Дальнейший путь в Скифию вел по берегу Меотиды, чтобы, обогнув ее, переправиться через Танаис или прямо здесь на каком-нибудь судне пересечь Боспор, а там землею тавров пробраться к ставке Агая. Второй путь был намного ближе и потому заманчивей, ибо обещал скорый конец опасным скитаниям. И Азгур решился. Как попадет на корабль, он не знал. Случай поможет.
Юноша поднялся. Колючим кустарником спустился по отлогому берегу к морю, забрел в него. Соленая вода приятно охлаждала. Больно и сладко саднили на ногах царапины и порезы. Однако рана на животе мучила все сильнее. «Надо промыть морской водой и приложить листья эвкалиптового дерева», – подумал он, как о давно известном ему способе. Но откуда пришло это?.. Все в тех же песках порубанный караванщиками манней жаловался, умирая, что если бы в Каспии была очень соленая целебная вода, он вылечился бы, да вот беда – негде взять тут эвкалиптовых листьев.
– А я дошел сюда, где соленая вода и растут заживляющие листья, – близкий к обмороку, прошептал Азгур. Он отступил на песок, сел на мусор и гниющие водоросли, выброшенные недавним штормом. Под руку попала дохлая медуза, студенисто продавилась сквозь пальцы. Машинально вытер руку о рваную полу халата, развязал тряпицу и выковырнул вдавленный в рану наконечник. Он почернел от крови, будто его обложила многовековая патина. Азгур на четвереньках забрел в воду, черпал ладонью, плескал на рану. Долго ополаскивал, и, чудо! – силы вернулись к ему. Уже на окрепших ногах вышел из моря, подобрал халат и ушел в кустарник, под высокие деревья, как считал – эвкалиптовые, те самые, что растят на себе целебные листья.

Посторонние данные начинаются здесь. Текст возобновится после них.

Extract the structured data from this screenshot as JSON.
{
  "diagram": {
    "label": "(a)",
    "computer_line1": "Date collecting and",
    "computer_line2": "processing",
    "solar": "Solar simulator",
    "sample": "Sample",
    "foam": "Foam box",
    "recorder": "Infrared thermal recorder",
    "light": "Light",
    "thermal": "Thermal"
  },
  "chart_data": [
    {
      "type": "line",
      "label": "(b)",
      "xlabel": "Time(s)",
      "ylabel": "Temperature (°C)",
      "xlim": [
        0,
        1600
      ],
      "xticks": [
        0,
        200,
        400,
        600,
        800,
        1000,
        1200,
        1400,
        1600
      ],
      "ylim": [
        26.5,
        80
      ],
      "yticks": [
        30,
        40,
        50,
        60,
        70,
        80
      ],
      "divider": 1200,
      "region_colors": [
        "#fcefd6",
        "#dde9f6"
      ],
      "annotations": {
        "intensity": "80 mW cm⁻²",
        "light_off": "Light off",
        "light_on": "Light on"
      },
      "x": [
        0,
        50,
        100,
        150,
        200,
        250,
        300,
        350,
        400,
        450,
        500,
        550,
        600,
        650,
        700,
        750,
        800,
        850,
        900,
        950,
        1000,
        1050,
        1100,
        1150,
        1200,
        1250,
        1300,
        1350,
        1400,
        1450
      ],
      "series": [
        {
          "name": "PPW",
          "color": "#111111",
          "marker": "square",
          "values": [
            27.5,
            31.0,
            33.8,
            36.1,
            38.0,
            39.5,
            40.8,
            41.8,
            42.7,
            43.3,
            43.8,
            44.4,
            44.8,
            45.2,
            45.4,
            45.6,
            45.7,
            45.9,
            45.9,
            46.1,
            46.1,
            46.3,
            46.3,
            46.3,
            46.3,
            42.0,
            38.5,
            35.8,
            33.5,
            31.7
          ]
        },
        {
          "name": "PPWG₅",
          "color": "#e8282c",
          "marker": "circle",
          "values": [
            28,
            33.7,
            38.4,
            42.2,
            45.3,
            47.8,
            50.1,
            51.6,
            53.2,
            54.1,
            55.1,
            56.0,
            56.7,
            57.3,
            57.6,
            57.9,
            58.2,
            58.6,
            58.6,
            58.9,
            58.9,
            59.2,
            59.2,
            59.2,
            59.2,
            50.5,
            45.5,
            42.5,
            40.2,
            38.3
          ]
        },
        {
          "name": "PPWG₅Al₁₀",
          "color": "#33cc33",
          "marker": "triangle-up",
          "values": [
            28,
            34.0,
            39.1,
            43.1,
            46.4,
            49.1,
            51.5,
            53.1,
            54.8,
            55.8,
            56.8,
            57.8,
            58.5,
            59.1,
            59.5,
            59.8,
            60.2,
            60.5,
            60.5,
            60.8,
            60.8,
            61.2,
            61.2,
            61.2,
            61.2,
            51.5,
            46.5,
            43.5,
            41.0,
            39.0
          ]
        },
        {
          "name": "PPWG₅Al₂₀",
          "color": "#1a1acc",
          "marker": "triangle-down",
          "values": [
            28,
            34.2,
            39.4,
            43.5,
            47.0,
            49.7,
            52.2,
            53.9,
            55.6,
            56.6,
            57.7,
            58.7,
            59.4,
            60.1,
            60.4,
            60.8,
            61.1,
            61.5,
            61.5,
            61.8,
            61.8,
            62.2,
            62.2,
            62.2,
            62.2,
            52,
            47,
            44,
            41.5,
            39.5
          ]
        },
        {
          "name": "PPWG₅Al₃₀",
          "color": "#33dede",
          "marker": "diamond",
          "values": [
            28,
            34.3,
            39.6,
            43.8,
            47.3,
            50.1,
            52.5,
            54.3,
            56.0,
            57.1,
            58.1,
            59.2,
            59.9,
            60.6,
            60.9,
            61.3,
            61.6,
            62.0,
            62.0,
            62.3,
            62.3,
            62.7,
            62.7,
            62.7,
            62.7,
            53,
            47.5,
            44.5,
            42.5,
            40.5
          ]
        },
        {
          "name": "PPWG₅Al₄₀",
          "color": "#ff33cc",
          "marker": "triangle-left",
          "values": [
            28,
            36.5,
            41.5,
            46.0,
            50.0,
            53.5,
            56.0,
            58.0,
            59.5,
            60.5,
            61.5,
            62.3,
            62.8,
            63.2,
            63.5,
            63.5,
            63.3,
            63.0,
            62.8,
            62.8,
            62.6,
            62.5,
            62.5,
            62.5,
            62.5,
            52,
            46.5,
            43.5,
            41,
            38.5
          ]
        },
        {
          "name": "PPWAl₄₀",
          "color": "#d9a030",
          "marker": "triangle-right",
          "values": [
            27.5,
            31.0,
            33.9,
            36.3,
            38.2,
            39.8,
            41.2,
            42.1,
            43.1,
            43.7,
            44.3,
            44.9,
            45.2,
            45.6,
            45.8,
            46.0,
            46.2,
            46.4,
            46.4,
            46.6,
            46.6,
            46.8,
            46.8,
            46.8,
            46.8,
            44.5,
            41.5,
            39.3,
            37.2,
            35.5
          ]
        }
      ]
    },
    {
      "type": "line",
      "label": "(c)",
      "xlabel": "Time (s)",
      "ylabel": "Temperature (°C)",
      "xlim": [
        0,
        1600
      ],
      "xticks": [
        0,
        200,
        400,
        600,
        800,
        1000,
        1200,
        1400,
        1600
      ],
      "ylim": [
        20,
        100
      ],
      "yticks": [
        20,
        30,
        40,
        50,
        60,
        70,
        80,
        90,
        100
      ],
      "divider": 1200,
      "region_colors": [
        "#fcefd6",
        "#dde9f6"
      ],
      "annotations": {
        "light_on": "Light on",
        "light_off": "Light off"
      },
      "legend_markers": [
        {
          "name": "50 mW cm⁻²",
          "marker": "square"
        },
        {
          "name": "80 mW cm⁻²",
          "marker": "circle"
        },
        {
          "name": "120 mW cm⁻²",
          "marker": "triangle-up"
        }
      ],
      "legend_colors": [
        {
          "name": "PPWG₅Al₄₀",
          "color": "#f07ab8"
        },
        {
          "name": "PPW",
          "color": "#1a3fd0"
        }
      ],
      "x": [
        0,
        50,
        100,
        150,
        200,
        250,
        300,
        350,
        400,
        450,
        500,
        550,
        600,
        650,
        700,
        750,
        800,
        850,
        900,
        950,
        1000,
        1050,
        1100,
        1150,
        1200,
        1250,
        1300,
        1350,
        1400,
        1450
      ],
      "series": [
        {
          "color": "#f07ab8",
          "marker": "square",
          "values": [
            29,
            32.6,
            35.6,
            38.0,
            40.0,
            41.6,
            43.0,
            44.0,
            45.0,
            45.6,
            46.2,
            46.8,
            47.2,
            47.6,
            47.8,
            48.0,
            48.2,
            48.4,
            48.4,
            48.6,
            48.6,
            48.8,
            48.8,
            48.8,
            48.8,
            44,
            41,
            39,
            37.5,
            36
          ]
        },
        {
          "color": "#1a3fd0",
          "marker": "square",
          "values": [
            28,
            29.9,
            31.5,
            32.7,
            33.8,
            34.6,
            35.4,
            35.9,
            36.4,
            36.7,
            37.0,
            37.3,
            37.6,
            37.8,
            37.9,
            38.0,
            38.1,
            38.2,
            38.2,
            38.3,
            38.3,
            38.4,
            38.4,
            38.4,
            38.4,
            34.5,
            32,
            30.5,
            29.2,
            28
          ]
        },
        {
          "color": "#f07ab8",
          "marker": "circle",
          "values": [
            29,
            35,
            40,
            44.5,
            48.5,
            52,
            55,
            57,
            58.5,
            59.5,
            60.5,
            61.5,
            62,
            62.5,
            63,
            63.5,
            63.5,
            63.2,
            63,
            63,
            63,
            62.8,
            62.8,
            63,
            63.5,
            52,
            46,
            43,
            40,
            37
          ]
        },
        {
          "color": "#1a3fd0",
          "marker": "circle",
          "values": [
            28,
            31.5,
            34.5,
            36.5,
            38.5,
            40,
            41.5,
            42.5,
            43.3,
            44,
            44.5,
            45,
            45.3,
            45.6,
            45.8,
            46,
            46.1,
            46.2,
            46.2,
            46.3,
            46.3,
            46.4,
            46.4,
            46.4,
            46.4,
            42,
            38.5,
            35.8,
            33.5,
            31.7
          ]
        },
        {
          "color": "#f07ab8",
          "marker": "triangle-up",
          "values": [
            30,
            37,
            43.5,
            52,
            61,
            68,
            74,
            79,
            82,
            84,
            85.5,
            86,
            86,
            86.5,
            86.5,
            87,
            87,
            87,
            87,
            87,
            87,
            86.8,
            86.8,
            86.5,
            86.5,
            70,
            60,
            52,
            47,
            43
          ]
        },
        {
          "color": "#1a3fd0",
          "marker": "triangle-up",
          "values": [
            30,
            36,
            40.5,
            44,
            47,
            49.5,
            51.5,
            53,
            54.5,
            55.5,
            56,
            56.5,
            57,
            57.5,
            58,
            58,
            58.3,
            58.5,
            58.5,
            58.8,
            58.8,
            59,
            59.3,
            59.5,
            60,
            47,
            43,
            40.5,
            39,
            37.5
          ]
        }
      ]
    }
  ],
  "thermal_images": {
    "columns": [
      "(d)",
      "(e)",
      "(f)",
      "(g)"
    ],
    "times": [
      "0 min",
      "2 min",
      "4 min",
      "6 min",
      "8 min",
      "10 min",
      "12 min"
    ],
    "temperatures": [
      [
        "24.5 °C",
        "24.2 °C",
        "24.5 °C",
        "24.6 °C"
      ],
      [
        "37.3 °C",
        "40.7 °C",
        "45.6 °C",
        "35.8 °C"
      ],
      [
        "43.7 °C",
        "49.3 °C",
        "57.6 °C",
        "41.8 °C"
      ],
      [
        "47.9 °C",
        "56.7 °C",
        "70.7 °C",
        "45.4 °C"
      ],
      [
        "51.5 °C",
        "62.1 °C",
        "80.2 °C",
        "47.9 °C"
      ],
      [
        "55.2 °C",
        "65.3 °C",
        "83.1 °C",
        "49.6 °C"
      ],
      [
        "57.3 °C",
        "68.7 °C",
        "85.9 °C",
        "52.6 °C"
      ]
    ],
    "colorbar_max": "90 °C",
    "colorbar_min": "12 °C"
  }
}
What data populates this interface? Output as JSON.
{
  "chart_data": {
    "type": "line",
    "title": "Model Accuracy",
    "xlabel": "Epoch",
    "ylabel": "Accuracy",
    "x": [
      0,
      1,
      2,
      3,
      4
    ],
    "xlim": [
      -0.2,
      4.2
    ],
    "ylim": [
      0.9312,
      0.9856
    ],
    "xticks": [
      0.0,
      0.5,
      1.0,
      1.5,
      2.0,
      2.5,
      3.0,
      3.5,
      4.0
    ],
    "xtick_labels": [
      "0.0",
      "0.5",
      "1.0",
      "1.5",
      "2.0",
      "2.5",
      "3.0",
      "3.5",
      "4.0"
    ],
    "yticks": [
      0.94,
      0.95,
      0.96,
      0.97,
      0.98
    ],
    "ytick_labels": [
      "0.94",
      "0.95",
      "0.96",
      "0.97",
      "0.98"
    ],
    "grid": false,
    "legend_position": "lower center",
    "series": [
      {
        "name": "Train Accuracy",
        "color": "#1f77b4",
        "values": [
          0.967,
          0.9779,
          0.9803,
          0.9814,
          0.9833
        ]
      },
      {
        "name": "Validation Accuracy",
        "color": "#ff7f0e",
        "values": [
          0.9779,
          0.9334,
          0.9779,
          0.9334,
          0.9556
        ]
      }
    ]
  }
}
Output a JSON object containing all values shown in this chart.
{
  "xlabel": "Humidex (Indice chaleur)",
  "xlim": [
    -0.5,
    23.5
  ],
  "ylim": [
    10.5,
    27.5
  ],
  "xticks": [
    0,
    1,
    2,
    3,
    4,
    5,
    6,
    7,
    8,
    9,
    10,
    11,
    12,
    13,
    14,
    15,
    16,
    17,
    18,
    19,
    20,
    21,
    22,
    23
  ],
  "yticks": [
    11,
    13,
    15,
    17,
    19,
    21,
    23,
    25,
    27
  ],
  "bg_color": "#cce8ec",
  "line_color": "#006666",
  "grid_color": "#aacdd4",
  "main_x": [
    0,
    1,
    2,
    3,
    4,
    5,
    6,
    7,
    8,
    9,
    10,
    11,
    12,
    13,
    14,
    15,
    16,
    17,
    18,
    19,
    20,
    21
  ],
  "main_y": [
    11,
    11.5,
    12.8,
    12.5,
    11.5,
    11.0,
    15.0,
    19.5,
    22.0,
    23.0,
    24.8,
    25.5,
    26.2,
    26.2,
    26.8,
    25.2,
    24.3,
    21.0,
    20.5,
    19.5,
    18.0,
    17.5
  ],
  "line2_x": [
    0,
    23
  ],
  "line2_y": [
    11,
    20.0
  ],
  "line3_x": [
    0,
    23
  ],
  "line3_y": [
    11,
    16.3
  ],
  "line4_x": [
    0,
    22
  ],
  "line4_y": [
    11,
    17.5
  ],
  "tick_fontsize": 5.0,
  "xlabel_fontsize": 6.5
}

Когда Азгур снова вышел на берег и пошел в сторону галдящего порта, наконечник держал в кулаке. Бодрость от купания в море прошла, рана заныла с новой злостью. Он едва тащился, твердя себе, что если повалится, то последним делом на этом свете будет взмах руки и плеск наконечника в море. Только бы забросить подальше. Потому, что мертвому он ему не нужен, а пока жив, обязан держать при себе. Ни раньше и не позже, а на грани жизни и смерти расстанется с ним. Иначе, выбрось и не умри, скифы не поверят и не примут к себе человека из Персиды, как не уверяй, что сделал все возможное. А если не хватит сил в последний раз взмахнуть рукой и наконечник останется лежать с ним, мертвым? Тогда к чему все муки? Разве нельзя было легко и с выгодой для себя изменить последней воле отца? И Азгур хрипло рассмеялся, представив себя клятвопреступником, презирая за эти пришедшие в голову мысли.
Юноша прошел сквозь цепочки негров-носильщиков, не обращая внимания на брань, даже не вздрогнув от хлесткого удара бичом. Здесь кричали и ругались на незнакомом ему языке, а там, где у свайного причала на мелкой волне грудка кораблей чертила небо красными копьями мачт, оттуда неслись понятные слова. Сын толмача, он и себя готовил к отцовской должности, вечерами проворачивая вслед за отцом тяжелые глыбы чужеземных фраз. И хотя ученье не пошло гладко и определен был ему иной путь, Азгур мог объясняться и со скифами и с эллинами. Теперь он брел на звук эллинских голосов.